Descartes: Cogito, Wax, Dualism, and Major Critiques (Lecture Notes)
Descartes’ Meditations aimed to find one certain truth as a foundation for knowledge, ultimately to recover knowledge of the external world and God through a priori certainty.
The Cogito: Thinking and Existence
Central claim: If there is thinking, then there is existence. "Everything that thinks exists." This does not imply that everything that exists thinks.
Nuance: Existence is a precondition for thinking in a broader sense, but the cogito uses thinking to prove existence at a given moment.
Language, Translation, and Scholarly Communication
Descartes’ Latin translation facilitated cross-cultural scholarly engagement in Europe.
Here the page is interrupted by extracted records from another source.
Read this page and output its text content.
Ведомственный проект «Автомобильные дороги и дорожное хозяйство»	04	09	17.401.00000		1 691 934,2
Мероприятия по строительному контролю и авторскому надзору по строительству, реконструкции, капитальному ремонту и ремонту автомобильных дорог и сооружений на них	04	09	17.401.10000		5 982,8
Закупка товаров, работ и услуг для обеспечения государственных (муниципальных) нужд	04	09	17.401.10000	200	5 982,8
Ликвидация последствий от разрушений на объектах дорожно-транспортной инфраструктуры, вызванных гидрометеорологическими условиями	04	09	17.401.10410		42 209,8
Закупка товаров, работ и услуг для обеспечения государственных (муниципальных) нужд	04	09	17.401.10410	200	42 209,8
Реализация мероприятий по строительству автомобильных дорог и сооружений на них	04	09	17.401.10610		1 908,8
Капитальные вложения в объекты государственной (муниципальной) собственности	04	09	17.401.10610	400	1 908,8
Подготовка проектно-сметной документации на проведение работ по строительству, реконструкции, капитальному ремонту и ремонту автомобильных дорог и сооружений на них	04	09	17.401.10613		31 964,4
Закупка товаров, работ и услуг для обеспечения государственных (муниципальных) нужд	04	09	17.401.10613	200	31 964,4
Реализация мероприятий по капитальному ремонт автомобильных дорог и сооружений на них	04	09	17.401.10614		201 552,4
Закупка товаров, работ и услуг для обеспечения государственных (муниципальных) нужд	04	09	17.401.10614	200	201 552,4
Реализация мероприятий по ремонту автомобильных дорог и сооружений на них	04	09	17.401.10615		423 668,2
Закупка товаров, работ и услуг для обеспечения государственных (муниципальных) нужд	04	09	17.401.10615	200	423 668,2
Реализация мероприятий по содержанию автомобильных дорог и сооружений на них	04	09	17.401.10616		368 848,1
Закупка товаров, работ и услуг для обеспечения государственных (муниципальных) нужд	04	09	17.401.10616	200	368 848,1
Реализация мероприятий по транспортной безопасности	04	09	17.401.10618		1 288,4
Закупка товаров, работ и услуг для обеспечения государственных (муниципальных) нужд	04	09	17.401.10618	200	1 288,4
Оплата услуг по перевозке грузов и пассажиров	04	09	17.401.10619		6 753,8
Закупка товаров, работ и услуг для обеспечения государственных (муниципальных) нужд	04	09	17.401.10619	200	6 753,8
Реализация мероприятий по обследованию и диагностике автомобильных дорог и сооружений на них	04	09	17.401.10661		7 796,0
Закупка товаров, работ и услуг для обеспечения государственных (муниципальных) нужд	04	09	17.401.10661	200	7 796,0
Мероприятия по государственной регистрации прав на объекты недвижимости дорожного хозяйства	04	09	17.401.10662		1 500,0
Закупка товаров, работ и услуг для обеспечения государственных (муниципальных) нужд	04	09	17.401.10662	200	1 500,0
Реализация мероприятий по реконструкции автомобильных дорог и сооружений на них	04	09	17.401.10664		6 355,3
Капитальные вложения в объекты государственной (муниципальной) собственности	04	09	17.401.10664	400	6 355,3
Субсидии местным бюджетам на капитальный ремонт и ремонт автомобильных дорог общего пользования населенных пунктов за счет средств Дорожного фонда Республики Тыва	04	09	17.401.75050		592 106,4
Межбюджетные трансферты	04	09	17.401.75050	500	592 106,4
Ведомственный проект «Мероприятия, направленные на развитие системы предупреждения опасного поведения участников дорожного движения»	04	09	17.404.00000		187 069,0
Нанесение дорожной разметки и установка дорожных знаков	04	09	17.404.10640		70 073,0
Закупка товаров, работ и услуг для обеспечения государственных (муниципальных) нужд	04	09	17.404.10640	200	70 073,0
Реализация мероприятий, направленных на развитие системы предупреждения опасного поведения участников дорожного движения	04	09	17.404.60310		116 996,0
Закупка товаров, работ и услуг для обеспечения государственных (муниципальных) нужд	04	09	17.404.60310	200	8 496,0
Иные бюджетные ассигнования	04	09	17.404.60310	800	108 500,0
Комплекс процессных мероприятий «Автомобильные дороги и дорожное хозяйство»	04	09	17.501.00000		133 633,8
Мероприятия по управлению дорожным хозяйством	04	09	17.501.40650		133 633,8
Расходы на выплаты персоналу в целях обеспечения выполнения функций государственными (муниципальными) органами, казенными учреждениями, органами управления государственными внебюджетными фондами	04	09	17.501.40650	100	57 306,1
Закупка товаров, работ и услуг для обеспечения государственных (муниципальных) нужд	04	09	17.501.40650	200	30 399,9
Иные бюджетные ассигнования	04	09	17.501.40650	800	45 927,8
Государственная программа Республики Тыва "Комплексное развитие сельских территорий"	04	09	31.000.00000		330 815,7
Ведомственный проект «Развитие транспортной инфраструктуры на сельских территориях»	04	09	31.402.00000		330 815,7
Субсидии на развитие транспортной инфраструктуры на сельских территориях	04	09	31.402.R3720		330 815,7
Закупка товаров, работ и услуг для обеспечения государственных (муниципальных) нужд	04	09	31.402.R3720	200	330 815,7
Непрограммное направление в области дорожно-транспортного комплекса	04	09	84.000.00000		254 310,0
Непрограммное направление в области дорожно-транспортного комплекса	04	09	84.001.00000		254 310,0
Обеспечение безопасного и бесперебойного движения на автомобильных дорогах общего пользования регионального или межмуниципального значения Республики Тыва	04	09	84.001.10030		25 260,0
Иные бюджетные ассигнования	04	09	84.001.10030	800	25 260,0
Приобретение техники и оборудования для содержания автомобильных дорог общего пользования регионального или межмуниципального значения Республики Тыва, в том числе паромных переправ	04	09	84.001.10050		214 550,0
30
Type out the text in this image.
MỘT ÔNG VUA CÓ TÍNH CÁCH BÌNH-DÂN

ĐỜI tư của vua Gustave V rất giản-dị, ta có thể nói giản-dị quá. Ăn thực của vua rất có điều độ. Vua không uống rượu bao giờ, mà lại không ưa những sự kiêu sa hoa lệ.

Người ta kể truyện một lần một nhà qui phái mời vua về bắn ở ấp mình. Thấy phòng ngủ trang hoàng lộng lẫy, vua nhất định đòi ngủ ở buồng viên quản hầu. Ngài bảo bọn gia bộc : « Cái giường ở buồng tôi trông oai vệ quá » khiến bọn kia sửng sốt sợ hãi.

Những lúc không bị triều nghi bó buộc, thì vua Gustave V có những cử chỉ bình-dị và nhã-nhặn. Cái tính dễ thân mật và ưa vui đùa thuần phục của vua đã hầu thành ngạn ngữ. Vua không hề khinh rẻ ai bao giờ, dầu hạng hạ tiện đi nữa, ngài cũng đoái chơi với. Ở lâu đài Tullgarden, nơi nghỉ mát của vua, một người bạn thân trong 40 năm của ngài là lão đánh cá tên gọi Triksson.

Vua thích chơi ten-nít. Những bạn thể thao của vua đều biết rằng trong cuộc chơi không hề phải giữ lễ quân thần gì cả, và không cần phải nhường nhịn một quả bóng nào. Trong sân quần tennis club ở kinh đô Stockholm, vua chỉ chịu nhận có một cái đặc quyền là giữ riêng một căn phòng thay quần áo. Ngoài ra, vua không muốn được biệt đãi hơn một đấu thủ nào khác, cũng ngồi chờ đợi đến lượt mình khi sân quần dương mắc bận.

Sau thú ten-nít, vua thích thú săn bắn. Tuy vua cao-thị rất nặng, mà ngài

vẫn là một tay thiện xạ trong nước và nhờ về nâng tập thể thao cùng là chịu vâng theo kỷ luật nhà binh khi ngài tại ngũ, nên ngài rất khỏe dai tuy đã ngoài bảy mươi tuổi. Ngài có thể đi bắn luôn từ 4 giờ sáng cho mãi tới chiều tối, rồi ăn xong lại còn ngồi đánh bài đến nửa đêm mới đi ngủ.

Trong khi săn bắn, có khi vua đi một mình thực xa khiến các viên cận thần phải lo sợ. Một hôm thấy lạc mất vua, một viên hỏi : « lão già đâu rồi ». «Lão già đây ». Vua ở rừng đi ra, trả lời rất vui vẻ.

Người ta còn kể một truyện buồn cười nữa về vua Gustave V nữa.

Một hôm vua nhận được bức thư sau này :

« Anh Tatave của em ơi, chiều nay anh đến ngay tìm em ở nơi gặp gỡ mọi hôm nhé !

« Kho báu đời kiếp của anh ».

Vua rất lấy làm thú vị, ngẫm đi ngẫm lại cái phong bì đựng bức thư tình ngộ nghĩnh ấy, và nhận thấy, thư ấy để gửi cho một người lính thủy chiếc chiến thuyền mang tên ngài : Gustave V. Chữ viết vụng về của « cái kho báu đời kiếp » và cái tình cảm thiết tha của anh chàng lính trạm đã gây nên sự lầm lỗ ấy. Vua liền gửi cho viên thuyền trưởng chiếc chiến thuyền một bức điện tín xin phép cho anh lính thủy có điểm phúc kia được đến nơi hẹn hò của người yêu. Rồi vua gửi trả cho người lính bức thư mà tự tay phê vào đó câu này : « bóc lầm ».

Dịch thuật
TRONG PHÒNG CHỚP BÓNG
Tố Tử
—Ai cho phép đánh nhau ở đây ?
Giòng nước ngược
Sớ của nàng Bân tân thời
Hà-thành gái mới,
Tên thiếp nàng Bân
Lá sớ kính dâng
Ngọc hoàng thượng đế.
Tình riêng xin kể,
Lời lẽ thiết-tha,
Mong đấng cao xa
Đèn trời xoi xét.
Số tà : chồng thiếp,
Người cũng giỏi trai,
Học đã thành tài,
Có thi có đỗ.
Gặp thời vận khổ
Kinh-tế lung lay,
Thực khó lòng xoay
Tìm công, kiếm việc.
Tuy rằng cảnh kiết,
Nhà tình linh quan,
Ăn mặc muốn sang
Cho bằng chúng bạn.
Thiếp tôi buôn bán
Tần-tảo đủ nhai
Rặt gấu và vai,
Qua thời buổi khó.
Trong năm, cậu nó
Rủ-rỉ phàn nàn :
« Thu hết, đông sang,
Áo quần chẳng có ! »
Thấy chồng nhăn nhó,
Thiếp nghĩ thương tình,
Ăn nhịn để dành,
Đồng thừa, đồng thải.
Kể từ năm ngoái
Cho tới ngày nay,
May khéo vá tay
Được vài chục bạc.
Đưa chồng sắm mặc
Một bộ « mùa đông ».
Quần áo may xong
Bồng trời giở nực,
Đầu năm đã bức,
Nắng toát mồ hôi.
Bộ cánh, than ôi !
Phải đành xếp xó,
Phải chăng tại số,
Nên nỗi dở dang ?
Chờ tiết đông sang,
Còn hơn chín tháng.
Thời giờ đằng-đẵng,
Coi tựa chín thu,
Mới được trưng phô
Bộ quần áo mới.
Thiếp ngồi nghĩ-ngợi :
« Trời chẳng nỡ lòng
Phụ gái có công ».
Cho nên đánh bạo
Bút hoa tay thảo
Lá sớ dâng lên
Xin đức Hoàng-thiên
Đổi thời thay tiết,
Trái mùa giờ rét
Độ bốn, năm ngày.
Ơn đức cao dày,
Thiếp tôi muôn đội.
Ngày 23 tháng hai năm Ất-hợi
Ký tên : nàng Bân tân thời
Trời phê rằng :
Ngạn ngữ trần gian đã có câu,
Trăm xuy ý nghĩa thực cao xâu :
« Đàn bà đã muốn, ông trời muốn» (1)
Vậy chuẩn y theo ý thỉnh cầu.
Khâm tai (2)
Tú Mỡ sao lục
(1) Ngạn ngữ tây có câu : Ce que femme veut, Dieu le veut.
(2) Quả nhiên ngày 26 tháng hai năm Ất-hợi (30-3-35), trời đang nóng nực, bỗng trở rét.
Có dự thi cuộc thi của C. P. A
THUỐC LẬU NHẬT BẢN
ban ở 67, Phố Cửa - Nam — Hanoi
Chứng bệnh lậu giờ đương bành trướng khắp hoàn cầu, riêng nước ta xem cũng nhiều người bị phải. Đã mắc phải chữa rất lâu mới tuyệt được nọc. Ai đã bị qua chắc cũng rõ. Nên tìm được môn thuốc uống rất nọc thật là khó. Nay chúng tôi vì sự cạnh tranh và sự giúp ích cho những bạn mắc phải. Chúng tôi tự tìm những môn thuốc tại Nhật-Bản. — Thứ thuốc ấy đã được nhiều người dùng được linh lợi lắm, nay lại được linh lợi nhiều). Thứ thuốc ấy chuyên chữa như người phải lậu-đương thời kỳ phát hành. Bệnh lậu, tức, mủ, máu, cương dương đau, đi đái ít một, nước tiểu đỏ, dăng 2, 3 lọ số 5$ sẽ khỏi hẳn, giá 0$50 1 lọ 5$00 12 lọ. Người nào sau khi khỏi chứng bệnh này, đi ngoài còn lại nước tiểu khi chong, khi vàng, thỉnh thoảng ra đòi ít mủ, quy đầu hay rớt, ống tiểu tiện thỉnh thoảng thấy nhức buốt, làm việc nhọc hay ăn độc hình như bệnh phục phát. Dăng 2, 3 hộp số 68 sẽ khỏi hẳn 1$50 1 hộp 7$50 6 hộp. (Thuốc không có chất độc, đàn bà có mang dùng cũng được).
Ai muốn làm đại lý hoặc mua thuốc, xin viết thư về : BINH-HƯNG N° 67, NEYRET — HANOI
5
The Role of God and Epistemic Guarantee
Descartes relies on God to guarantee the truth of clear and distinct perceptions, crucial for escaping deception and validating the external world.
Dreaming, Skepticism, and the Mind–Body Distinction
Dream Argument: Experiences in dreams feel real, showing that sensory content can be illusory, yet thinking and experiencing still occur.
Dualism Emerges: Mind (immaterial, thinking substance) vs. Body (material, extended substance). The "self" is identified with the mind, distinct from the body.
Solipsism and the Problem of Other Minds
Solipsism: The view that only one’s own mind is certain; other minds may be appearances or automata.
Problem of Other Minds: How can we know other beings are conscious or have minds like ours?
Russell’s Critique (Bertrand Russell)
Questions the "I" in "I think, therefore I am"; whether thinking guarantees a persisting self.
Core: The cogito is a snapshot; it doesn't establish a continuous self across time, which Russell argues requires memory and continuity.
Nietzsche’s Criticisms and Related Themes
Challenges foundational assumptions: Questions if "thought exists" proves absolute reality beyond appearance, or if thoughts merely appear to exist.
Suggestions that the link between thinking and existence might be linguistic, not metaphysically necessary.
The Wax Argument: Toward Substance and Essence
Setup: Sensory properties of wax (color, shape, smell) change completely when heated.
Crucial Point: Despite sensory changes, it is still recognized as the same wax.
Conclusion: Knowledge of the wax cannot rely on sensory qualities alone; the mind grasps an invariant "essence" or underlying substance, supporting innate ideas about substance.
Substance, Dualism, and Innate Ideas
Descartes’ Dualism: Mind (immaterial, thinking) and Body (material, extended) are distinct substances. The self is the mind.
Innate Ideas: Descartes argues that ideas like substance and identity are a priori, known independently of experience.
Reflection on the Nature of Perception, Color, and Experience
Russell highlighted that color perception is an experience processed by the mind, suggesting properties like color may be experiential rather than intrinsic to external objects.
Key Terms and Definitions (Quick Reference)
Cogito: The fundamental proposition “I think, therefore I am.”
A priori: Knowledge justified independently of experience.
A posteriori: Knowledge justified by experience.
Innate idea: Knowledge or concepts proposed to be inborn.
Substance: A thing that exists independently and supports properties (mind and body).
Dualism: The view of two distinct kinds of substances (mind and body).
Solipsism: Only one’s own mind is certain.
Modus ponens: If A implies B, and A is true, then B is true.